La fecha pertenece hoy a la historia oficial del chavismo. Por esta razón resulta difícil interpretar de manera ponderada los hechos entonces ocurridos. Es una fecha polarizada, donde los poderosos de hoy lo han convertido en fecha heroica, y los de ayer, en traición a la democracia de entonces.
En realidad, la situación del gobierno de Pérez era extremadamente frágil. Después del Caracazo de 1989 y la represión desproporcionada que se ejerció para volver a la población a sus casas, no había logrado recuperar popularidad. El programa de ajustes macroeconómico que venía desarrollando, por otra parte, desde un principio careció de consensos políticos. Pérez fue un líder carismático, muy convencido de que las negociaciones con los partidos, incluido el suyo, para darle legitimidad a su propuesta eran engorrosas, la situación muy apremiante para perder tiempo, y poco necesarias. Fue un error que la democracia pagó caro.
Los partidos políticos, por su parte, también estaban en su peor momento. Lo mismo los sindicatos. En los noventa, las encuestas aseguraban que los venezolanos no confiaban en ellos, ni en los poderes Legislativo y Judicial, que consideraban corruptos e insensibles. Para hacer las cosas peor, los medios privados de comunicación, gracias a la atmósfera de la anti política prevaleciente entonces, jugaban a suplantar a los actores políticos como mediadores entre sociedad y Estado. A ellos nadie los elegía, ni podía controlar, así que en la opinión pública tendían a prevalecer emociones e intereses particulares. Pérez parecía inclinarse hacia este nuevo juego, con un equipo ministerial de escasa o nula experiencia política, algunos de los cuales detestaban a AD, al partido del Presidente. Organizaciones sociales venían adquiriendo prestigio, y en algunos casos, jugaban también a disputarle a los partidos espacios. Los acuerdos y supuestos sobre los que se había apoyado la democracia, las instituciones de contención y convivencia pacífica, evidenciaban significativas disfuncionalidades.

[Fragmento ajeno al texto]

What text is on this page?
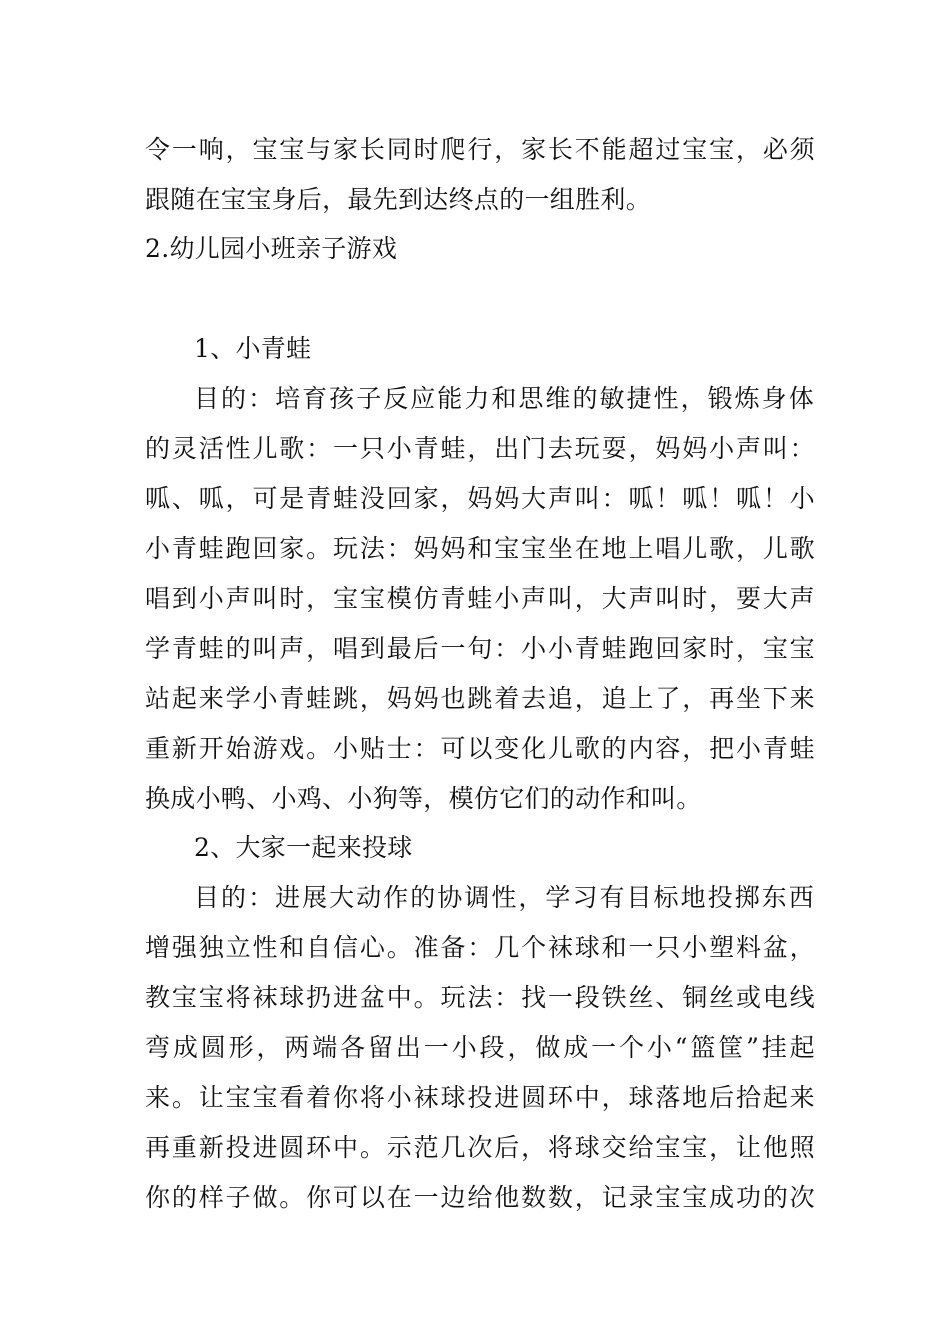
令一响，宝宝与家长同时爬行，家长不能超过宝宝，必须
跟随在宝宝身后，最先到达终点的一组胜利。
2.幼儿园小班亲子游戏
1、小青蛙
目的：培育孩子反应能力和思维的敏捷性，锻炼身体
的灵活性儿歌：一只小青蛙，出门去玩耍，妈妈小声叫：
呱、呱，可是青蛙没回家，妈妈大声叫：呱！呱！呱！小
小青蛙跑回家。玩法：妈妈和宝宝坐在地上唱儿歌，儿歌
唱到小声叫时，宝宝模仿青蛙小声叫，大声叫时，要大声
学青蛙的叫声，唱到最后一句：小小青蛙跑回家时，宝宝
站起来学小青蛙跳，妈妈也跳着去追，追上了，再坐下来
重新开始游戏。小贴士：可以变化儿歌的内容，把小青蛙
换成小鸭、小鸡、小狗等，模仿它们的动作和叫。
2、大家一起来投球
目的：进展大动作的协调性，学习有目标地投掷东西
增强独立性和自信心。准备：几个袜球和一只小塑料盆，
教宝宝将袜球扔进盆中。玩法：找一段铁丝、铜丝或电线
弯成圆形，两端各留出一小段，做成一个小“篮筐”挂起
来。让宝宝看着你将小袜球投进圆环中，球落地后拾起来
再重新投进圆环中。示范几次后，将球交给宝宝，让他照
你的样子做。你可以在一边给他数数，记录宝宝成功的次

Veinticinco años después, y en medio de una crisis peor que la que entonces vivíamos, se tiende a suavizar los aspectos negativos de la democracia y sus elites políticas de los comienzos de la década de los noventa. Pero en aquél entonces, la mayoría de los venezolanos no había vivido antes una situación tan dramática de inflación, desabastecimiento, empobrecimiento abrupto, desigualdad social, denuncias de corrupción, represión, arrogancia y autoritarismo del gobierno. A la luz del desastre chavista, aquello tiende a verse con más tolerancia, creándose condiciones para una nostalgia fácil, que olvida que aquellos polvos trajeron estos lodos.
Venezuela vive hoy un régimen no democrático. Desde esta perspectiva, el chavismo es un mal mayor, que se engendró en ese episodio militar. Sin embargo, si no queremos repetir la historia, buscando una nueva elite que, sobre las actuales heridas de la población, levante un discurso revanchista y polarizador, mejor entendemos por qué pasó el 4 de febrero, en vez de achacarle a la población empobrecida y disgustada, o a la cultura rentística de los venezolanos, la culpa de todo. Actores sociales y políticos, y ciudadanos de a pie, necesitamos entender por qué la mayoría apoyamos a fines de siglo un militar populista y un discurso agresivo, simplista y dicotómico. Al hacer eso, con humildad, podremos buscar maneras para trascender la ya inútil estrategia de la polarización y desde una perspectiva de nuestros intereses comunes y sin tentaciones épicas, dibujar una salida sensata que nos incluya a todos.